Sunday, December 5, 2010

Unable to post recently

I'm not completely sure what is wrong w/our laptop, but I have not been able to post directly to our blog for over a week now. Every time I log on, the computer shuts down. Weird, huh? And I've been trying to post new pics, but no luck there, either.
 
Anyway, just wanted to share what I've been meditating on lately; a song I listened to on the way home from Thanksgiving in MO...more on that later, too!
 
"Even When"
I may not know, what tomorrow holds for me...
I may find that days ahead are hard for me...
 
......
Even when I don't understand; even when I can't see Your plan;
I will never cease to lift up my hands; I worship You, I worship You, my God.
 
I had the lyrics from the CD case at one point this week, but have misplaced them for now...imagine that!!
 
We are learning, day by day, to trust Him. I had another dream last night that DanNi spoke in a complete sentence. Meredith was there, and we just looked at each other.
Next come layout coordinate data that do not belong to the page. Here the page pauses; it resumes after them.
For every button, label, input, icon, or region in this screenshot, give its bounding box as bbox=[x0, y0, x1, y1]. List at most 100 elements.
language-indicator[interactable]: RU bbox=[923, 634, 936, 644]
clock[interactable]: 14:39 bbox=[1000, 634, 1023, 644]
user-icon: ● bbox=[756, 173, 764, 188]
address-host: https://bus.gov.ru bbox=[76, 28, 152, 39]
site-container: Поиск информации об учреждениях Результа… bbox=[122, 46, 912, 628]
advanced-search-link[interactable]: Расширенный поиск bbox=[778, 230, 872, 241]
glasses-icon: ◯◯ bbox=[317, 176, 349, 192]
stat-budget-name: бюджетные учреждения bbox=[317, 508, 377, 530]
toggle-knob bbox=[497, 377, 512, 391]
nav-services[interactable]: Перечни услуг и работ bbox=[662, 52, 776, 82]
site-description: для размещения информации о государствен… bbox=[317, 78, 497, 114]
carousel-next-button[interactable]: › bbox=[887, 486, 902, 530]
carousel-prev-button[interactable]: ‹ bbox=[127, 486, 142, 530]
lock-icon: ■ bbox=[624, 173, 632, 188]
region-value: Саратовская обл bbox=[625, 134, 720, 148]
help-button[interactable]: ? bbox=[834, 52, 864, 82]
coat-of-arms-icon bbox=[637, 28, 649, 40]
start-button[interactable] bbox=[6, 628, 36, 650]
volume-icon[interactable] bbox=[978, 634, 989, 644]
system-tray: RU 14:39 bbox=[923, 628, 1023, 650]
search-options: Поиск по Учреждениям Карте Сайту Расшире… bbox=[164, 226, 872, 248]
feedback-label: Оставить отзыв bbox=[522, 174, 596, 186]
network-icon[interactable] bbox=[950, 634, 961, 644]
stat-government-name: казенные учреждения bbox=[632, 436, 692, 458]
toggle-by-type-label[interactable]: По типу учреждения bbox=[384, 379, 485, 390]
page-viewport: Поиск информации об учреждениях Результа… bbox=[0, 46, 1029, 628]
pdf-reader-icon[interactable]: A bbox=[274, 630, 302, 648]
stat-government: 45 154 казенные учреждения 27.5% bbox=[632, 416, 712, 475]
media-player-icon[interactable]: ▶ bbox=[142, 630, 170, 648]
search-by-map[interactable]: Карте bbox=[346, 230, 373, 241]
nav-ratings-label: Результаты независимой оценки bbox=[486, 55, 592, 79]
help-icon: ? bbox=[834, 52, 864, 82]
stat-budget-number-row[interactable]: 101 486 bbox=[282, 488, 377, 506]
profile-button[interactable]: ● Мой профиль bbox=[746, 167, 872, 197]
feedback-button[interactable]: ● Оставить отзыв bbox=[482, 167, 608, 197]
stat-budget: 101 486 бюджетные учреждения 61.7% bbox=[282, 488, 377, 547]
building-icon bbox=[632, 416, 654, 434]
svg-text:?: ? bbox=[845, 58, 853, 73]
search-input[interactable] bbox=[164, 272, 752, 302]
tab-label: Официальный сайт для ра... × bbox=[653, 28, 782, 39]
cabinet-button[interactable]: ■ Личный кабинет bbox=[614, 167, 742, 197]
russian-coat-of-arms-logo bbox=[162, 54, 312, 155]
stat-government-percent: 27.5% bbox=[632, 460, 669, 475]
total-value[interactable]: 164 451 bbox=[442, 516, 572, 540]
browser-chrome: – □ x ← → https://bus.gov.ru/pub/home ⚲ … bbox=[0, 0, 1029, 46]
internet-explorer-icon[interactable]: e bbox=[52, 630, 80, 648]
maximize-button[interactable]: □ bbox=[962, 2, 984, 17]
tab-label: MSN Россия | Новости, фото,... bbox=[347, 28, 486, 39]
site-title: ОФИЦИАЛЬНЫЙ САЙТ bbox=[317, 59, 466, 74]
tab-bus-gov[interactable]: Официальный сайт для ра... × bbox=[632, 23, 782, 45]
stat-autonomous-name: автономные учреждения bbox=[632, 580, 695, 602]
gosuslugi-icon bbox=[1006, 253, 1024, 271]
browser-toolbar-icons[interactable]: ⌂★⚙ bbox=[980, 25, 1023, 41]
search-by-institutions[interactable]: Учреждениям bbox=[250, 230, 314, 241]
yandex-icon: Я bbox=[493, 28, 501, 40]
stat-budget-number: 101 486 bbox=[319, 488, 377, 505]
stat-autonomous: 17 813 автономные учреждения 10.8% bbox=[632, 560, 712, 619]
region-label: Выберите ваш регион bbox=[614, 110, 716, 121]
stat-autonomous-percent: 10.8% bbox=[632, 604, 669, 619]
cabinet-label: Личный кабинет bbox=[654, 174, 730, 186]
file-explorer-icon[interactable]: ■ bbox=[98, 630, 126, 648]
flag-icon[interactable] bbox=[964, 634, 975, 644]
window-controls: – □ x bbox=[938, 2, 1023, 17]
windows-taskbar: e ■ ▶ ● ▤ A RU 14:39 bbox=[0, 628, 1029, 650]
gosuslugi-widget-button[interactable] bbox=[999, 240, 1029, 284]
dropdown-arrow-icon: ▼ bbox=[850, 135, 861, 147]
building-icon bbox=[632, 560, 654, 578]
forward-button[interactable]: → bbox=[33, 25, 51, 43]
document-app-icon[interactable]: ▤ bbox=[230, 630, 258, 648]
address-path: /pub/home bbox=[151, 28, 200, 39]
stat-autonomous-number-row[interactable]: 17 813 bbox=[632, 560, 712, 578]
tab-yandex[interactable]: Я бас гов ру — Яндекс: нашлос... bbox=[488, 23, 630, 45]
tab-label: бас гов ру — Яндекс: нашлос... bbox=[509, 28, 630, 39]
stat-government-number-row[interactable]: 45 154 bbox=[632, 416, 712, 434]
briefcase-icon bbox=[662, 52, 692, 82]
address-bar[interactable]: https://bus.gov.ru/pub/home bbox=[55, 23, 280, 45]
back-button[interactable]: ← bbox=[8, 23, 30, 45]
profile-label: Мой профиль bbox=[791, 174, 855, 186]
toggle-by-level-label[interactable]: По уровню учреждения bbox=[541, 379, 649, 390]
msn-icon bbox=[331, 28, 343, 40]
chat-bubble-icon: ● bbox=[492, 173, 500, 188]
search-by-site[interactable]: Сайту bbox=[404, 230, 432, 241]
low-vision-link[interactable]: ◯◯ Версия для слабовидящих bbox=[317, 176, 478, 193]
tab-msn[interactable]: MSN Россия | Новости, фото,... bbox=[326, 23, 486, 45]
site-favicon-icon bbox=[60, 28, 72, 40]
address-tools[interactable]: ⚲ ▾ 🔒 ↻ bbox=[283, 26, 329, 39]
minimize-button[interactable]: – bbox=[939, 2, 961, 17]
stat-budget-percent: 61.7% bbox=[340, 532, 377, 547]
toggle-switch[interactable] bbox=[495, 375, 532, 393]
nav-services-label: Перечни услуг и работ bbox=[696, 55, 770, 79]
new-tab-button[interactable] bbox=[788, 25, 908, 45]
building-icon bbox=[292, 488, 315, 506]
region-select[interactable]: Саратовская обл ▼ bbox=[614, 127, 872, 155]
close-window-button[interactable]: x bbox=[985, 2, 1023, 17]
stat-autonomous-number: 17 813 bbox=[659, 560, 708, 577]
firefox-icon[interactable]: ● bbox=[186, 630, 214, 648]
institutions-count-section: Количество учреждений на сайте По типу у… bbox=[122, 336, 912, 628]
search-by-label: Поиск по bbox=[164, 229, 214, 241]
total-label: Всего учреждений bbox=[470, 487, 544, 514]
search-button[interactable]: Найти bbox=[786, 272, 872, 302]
I wanted to jump up and down, do a little dance, and shout for joy; but in my mind, in the dream, I told myself to remain calm, and act like it was not big deal, so as to not scare DanNi.
 
As I think about what I just typed....having a dream about one of my daughters talking....that seems so basic, so common, to most people...but for us, this is our life now. Daily we wait in anticipation, that DanNi will become more and more comfortable in her new life, that she will be relaxed enough to speak.
 
She still is not initiating any speech, but she will respond, especially if we give her 'the look' with a one-word answer. I am grateful for that, even though it would be nice to have more from her, but for now, we will take what we can get. This is definitely a test of faith for us all....some days we do well, other days, not so well. It's a daily, moment-by-moment reliance on Him for strength and patience, because 'in the flesh', from my perspective, living this is impossible. At times the odds seem insurmountable, but I know He has not given us more than we can handle, because '....if our God is for us, who can stand against us; and if OUR GOD IS FOR US, WHAT CAN STAND AGAINST???
 
Did you get that? If our God is for us, there is NOTHING too big for Him...not a daughter who will not talk; not the overcoming grief of losing a child; not the devastation of a divorce; not the diagnosis of cancer; not the loss of a job; not a wayward child; not a spouse who is not a believer; NOTHING is too big for Him; and in Him is my hope and trust, because I cannot do this in my own strength.
 
So, even though I have NO CLUE what His plan and purpose is in this, I believe one day we will know the big picture...we may not know until He returns, but I know these days of trials are not worthless. I pray that out of this, at least we will have 3 girls, who one day, will know what it's like to have lived through tough days, and have survived on His strength alone; which will get them through tough things later on in their lives.
 
Again, we appreciate all the kind thoughts, words and prayers offered to our family. They have meant the world to us and we talk about them often at home, as we remind one another of the goodness of God, demonstrated through the body of Christ.


Stephanie Bass
Psalm 139
 
 
 
 

1 comment:

  1. thanks for sharing! good lessons for everyone to learn & remember!